The Rainy Day Savings Fund, launching soon, will allow employees to set aside funds from their Rain Bank Account into a dedicated savings reserve with no additional KYC requirements and no fees. Rain's AI agent will monitor cash flow in real time and prompt employees to save when they have room, making the habit automatic rather than something that requires discipline or planning.

This matters because financial education alone doesn't build savings. Knowing that a rainy day fund is important doesn't close the gap for a worker who ends every pay period with nothing left over. What closes the gap is a tool that spots the moment a small buffer becomes possible and acts on it, without requiring the employee to remember, calculate or initiate anything separately.

Employers who offer Rain gain access to a financial health benefit that reaches into every pillar of their employees' financial lives, with no employer cost. The platform integrates directly into existing payroll and HCM systems, with no process changes required. More than 1,200 employers across health care, manufacturing, hospitality and retail already use Rain, and they consistently see measurable improvements in turnover, attendance and workforce engagement.  Book a demo to see how it works. 

Frequently asked questions

What is the difference between a rainy day fund and an emergency fund?

The two terms are often used interchangeably, but they describe different scales of financial cushion. A rainy day fund typically covers small, one-off unexpected expenses, such as a car repair, a medical copay or a household bill that comes in higher than expected. An emergency fund is a larger reserve, generally three to six months of living expenses, meant to cover a job loss or major financial disruption. For hourly workers, building a rainy day fund is often the more immediate and achievable first step.

How much should be in a rainy day fund?

Most financial advisors suggest starting with $500 to $1,000 and building toward one month of essential expenses over time. For hourly workers with limited income margin, even a $500 cushion meaningfully reduces reliance on payday loans and overdraft fees.

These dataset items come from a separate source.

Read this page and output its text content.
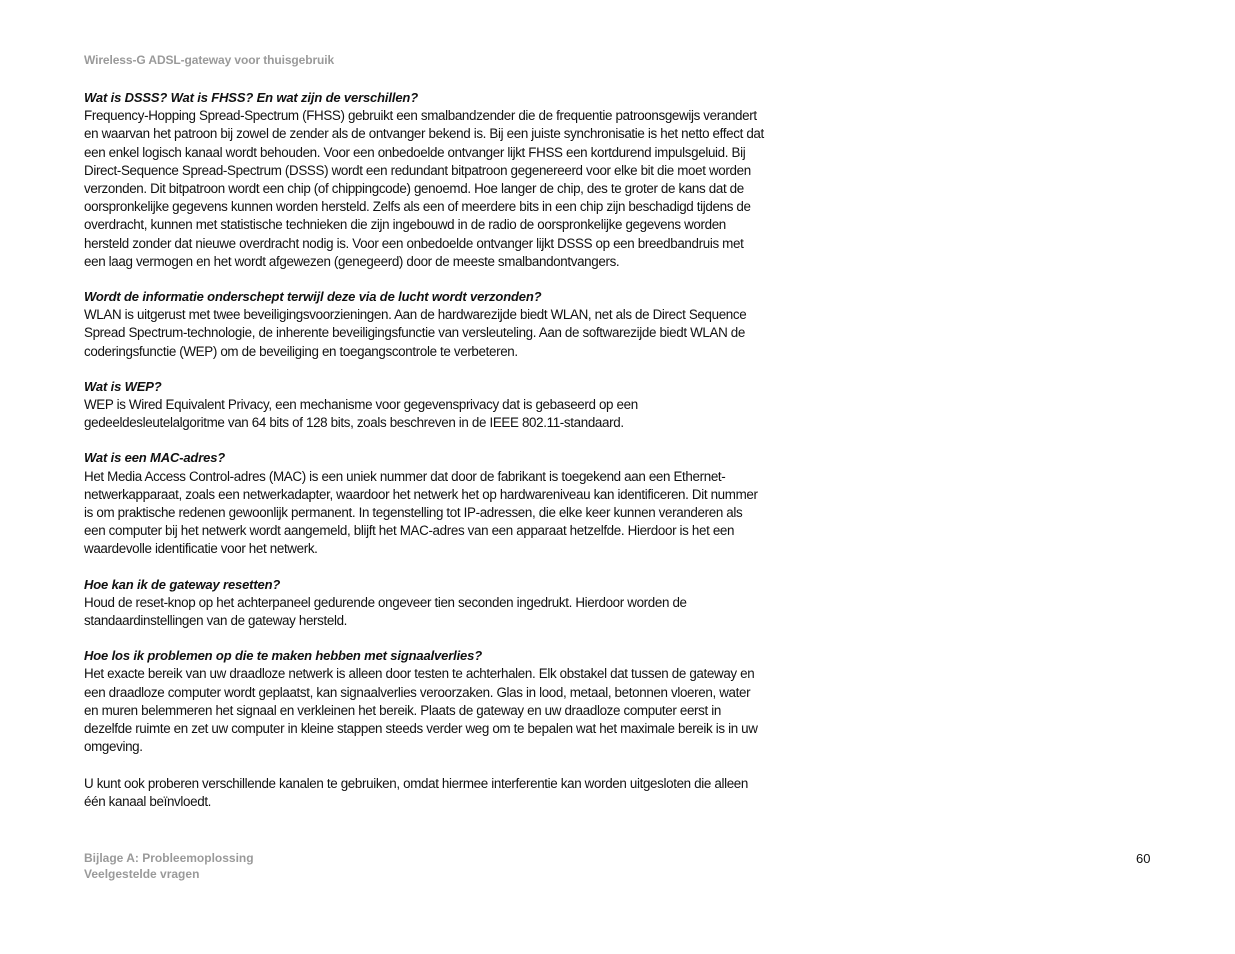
Wireless-G ADSL-gateway voor thuisgebruik

Wat is DSSS? Wat is FHSS? En wat zijn de verschillen?

Frequency-Hopping Spread-Spectrum (FHSS) gebruikt een smalbandzender die de frequentie patroonsgewijs verandert en waarvan het patroon bij zowel de zender als de ontvanger bekend is. Bij een juiste synchronisatie is het netto effect dat een enkel logisch kanaal wordt behouden. Voor een onbedoelde ontvanger lijkt FHSS een kortdurend impulsgeluid. Bij Direct-Sequence Spread-Spectrum (DSSS) wordt een redundant bitpatroon gegenereerd voor elke bit die moet worden verzonden. Dit bitpatroon wordt een chip (of chippingcode) genoemd. Hoe langer de chip, des te groter de kans dat de oorspronkelijke gegevens kunnen worden hersteld. Zelfs als een of meerdere bits in een chip zijn beschadigd tijdens de overdracht, kunnen met statistische technieken die zijn ingebouwd in de radio de oorspronkelijke gegevens worden hersteld zonder dat nieuwe overdracht nodig is. Voor een onbedoelde ontvanger lijkt DSSS op een breedbandruis met een laag vermogen en het wordt afgewezen (genegeerd) door de meeste smalbandontvangers.

Wordt de informatie onderschept terwijl deze via de lucht wordt verzonden?

WLAN is uitgerust met twee beveiligingsvoorzieningen. Aan de hardwarezijde biedt WLAN, net als de Direct Sequence Spread Spectrum-technologie, de inherente beveiligingsfunctie van versleuteling. Aan de softwarezijde biedt WLAN de coderingsfunctie (WEP) om de beveiliging en toegangscontrole te verbeteren.

Wat is WEP?

WEP is Wired Equivalent Privacy, een mechanisme voor gegevensprivacy dat is gebaseerd op een gedeeldesleutelalgoritme van 64 bits of 128 bits, zoals beschreven in de IEEE 802.11-standaard.

Wat is een MAC-adres?

Het Media Access Control-adres (MAC) is een uniek nummer dat door de fabrikant is toegekend aan een Ethernet-netwerkapparaat, zoals een netwerkadapter, waardoor het netwerk het op hardwareniveau kan identificeren. Dit nummer is om praktische redenen gewoonlijk permanent. In tegenstelling tot IP-adressen, die elke keer kunnen veranderen als een computer bij het netwerk wordt aangemeld, blijft het MAC-adres van een apparaat hetzelfde. Hierdoor is het een waardevolle identificatie voor het netwerk.

Hoe kan ik de gateway resetten?

Houd de reset-knop op het achterpaneel gedurende ongeveer tien seconden ingedrukt. Hierdoor worden de standaardinstellingen van de gateway hersteld.

Hoe los ik problemen op die te maken hebben met signaalverlies?

Het exacte bereik van uw draadloze netwerk is alleen door testen te achterhalen. Elk obstakel dat tussen de gateway en een draadloze computer wordt geplaatst, kan signaalverlies veroorzaken. Glas in lood, metaal, betonnen vloeren, water en muren belemmeren het signaal en verkleinen het bereik. Plaats de gateway en uw draadloze computer eerst in dezelfde ruimte en zet uw computer in kleine stappen steeds verder weg om te bepalen wat het maximale bereik is in uw omgeving.

U kunt ook proberen verschillende kanalen te gebruiken, omdat hiermee interferentie kan worden uitgesloten die alleen één kanaal beïnvloedt.

Bijlage A: Probleemoplossing
Veelgestelde vragen
60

Why do so few hourly workers have emergency savings?

Irregular income, lack of paid time off and limited access to financial tools all contribute. Hourly workers are also less likely to be covered by employer-sponsored financial wellness programs that could support savings habit formation. When income barely covers essential expenses each pay period, there's no natural opportunity for savings to accumulate without a system that creates that margin automatically.

Can employers help employees build emergency savings?

Yes, and many are starting to. SECURE 2.0 created a formal pathway for employers to offer pension-linked emergency savings accounts alongside retirement plans. Out-of-plan tools, including earned wage access and employer-embedded savings programs, offer additional options for frontline workers who may not have access to a 401(k). The most effective programs use automatic enrollment and payroll integration to reduce friction and make saving the default behavior.

What is Rain's Rainy Day Savings Fund?

Rain's Rainy Day Savings Fund, coming soon, will allow employees to set aside funds from their Rain Bank Account into a dedicated savings reserve. There are no additional fees and no separate account sign-up required. Rain's AI agent monitors each employee's cash flow in real time and will prompt them to save when they have room, automating the behavior rather than relying on manual discipline.